The translation of these data to practical settings requires wearable technology that can accurately and reliably measure ventilatory parameters during training. Several technologies exist that allow for accurate estimation of FR in real-time during exercise (Nicolò et al. 2017b), including through sensors embedded in straps or clothes sensitive to thoracic or abdominal strain (Hailstone and Kilding 2011; Kim et al. 2013; Liu et al. 2013; Villar et al. 2015), or ventilation-induced changes in the electrocardiogram or photoplethysmography signals (Bailón et al. 2006; Meredith et al. 2012; Schumann et al. 2016). Respiratory-inductive plethysmography has been used to estimate FR, VT and \({\dot{\text{V}}}_{{\text{E}}}\), with some success (Clarenbach et al. 2005; Witt et al. 2006). Therefore, development of technologies that can be used by endurance athletes to estimate real-time \({\dot{\text{V}}}_{{\text{E}}}\) during exercise, with data integrated onto bicycle computers and/or smart watches such that it can be viewed in real-time, may allow for improved within-session intensity regulation when coupled with quantification of the \({\dot{\text{V}}}_{{\text{E}}}\) associated with the moderate-to-heavy intensity transition during routine physiological profiling assessments. However, as indicated above, intensity-related decisions using measurements of \({\dot{\text{V}}}_{{\text{E}}}\) in practice would need to acknowledge the day-to-day variation in exercise \({\dot{\text{V}}}_{{\text{E}}}\) measured using said device.

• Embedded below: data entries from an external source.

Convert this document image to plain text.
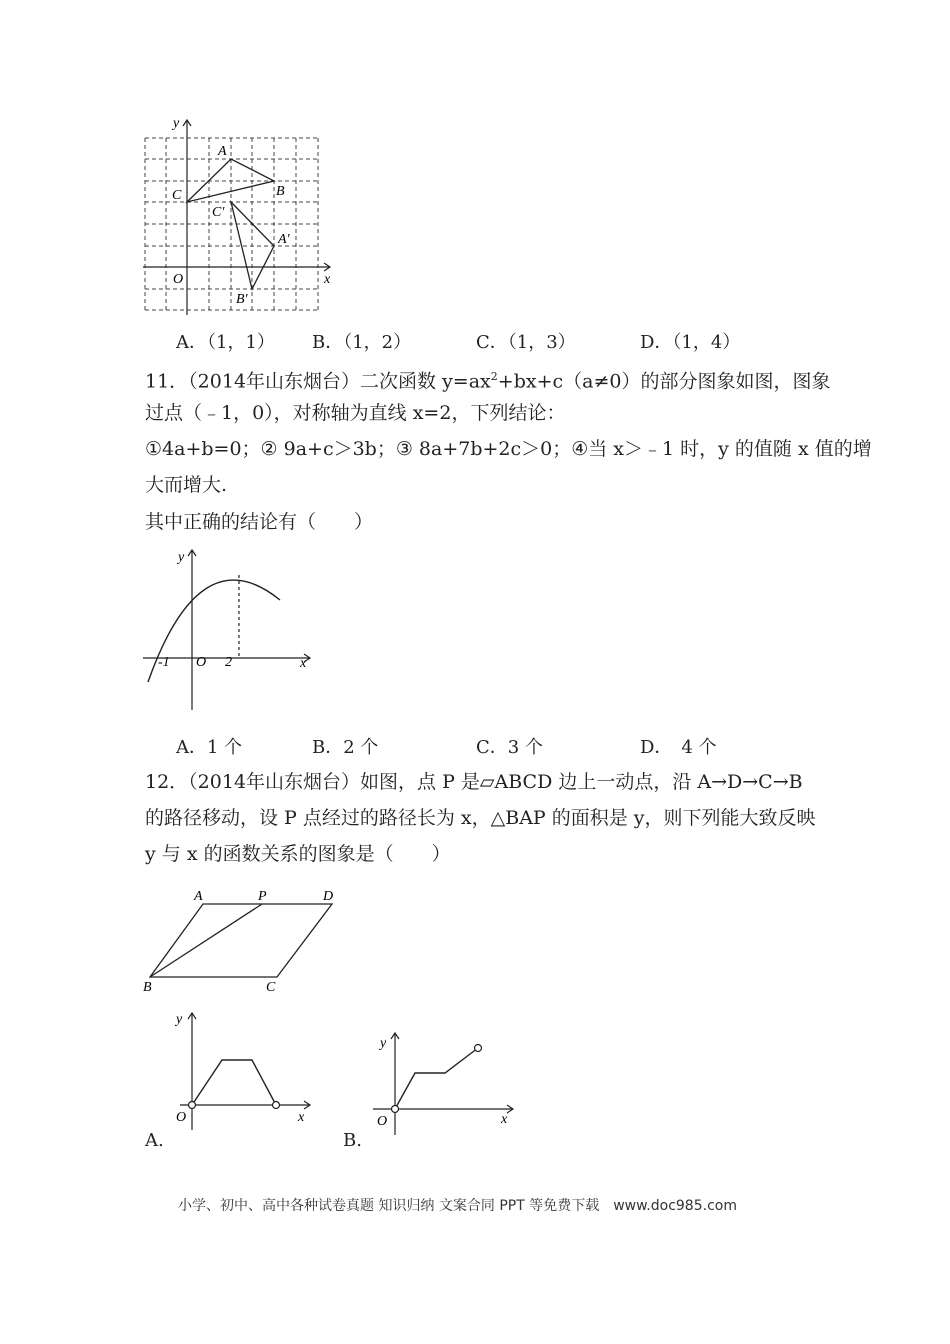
y
x
O
A
B
C
A′
B′
C′
A．（1，1） B．（1，2）	C．（1，3）	D．（1，4）
11．（2014年山东烟台）二次函数 $y=ax^2+bx+c(a\ne 0)$的部分图象如图，图象
过点（﹣1，0），对称轴为直线 x=2，下列结论：
①4a+b=0；② 9a+c＞3b；③ 8a+7b+2c＞0；④当 x＞﹣1 时，y 的值随 x 值的增
大而增大.
其中正确的结论有（　　）
y
x
O
-1	2
A．1 个	B．2 个	C．3 个	D．　4 个
12．（2014年山东烟台）如图，点 P 是▱ABCD 边上一动点，沿 A→D→C→B
的路径移动，设 P 点经过的路径长为 x，△BAP 的面积是 y，则下列能大致反映
y 与 x 的函数关系的图象是（　　）
A	P	D
B	C
y
x
O
A.
y
x
O
B.
小学、初中、高中各种试卷真题 知识归纳 文案合同 PPT 等免费下载　www.doc985.com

Additionally, translation of these data to applied settings requires further research to address the limitations of our study. For example, our observations are specific to our exercise protocol; that is, a submaximal incremental test followed by two hours of initially moderate-intensity exercise. It is possible that the main effects observed here do not translate to intermittent or higher-intensity exercise protocols, or longer exercise durations. Similarly, our data were collected during exercise in a fasted state without feeding during exercise, and (primarily) in male athletes. Thus, further research is warranted to determine if \({\dot{\text{V}}}_{{\text{E}}}\) at the moderate-to-heavy intensity transition remains constant over time during prolonged exercise across a broader range of ecologically-valid exercise scenarios.

In summary, the data presented here indicate that real-time monitoring of \({\dot{\text{V}}}_{{\text{E}}}\) during prolonged exercise might provide a useful means of assessing proximity to the moderate-to-heavy intensity transition. This would require prior assessment of the \({\dot{\text{V}}}_{{\text{E}}}\) associated with the moderate-to-heavy intensity transition during routine physiological profiling assessments, and technologies that allow accurate, real-time monitoring of \({\dot{\text{V}}}_{{\text{E}}}\) during exercise.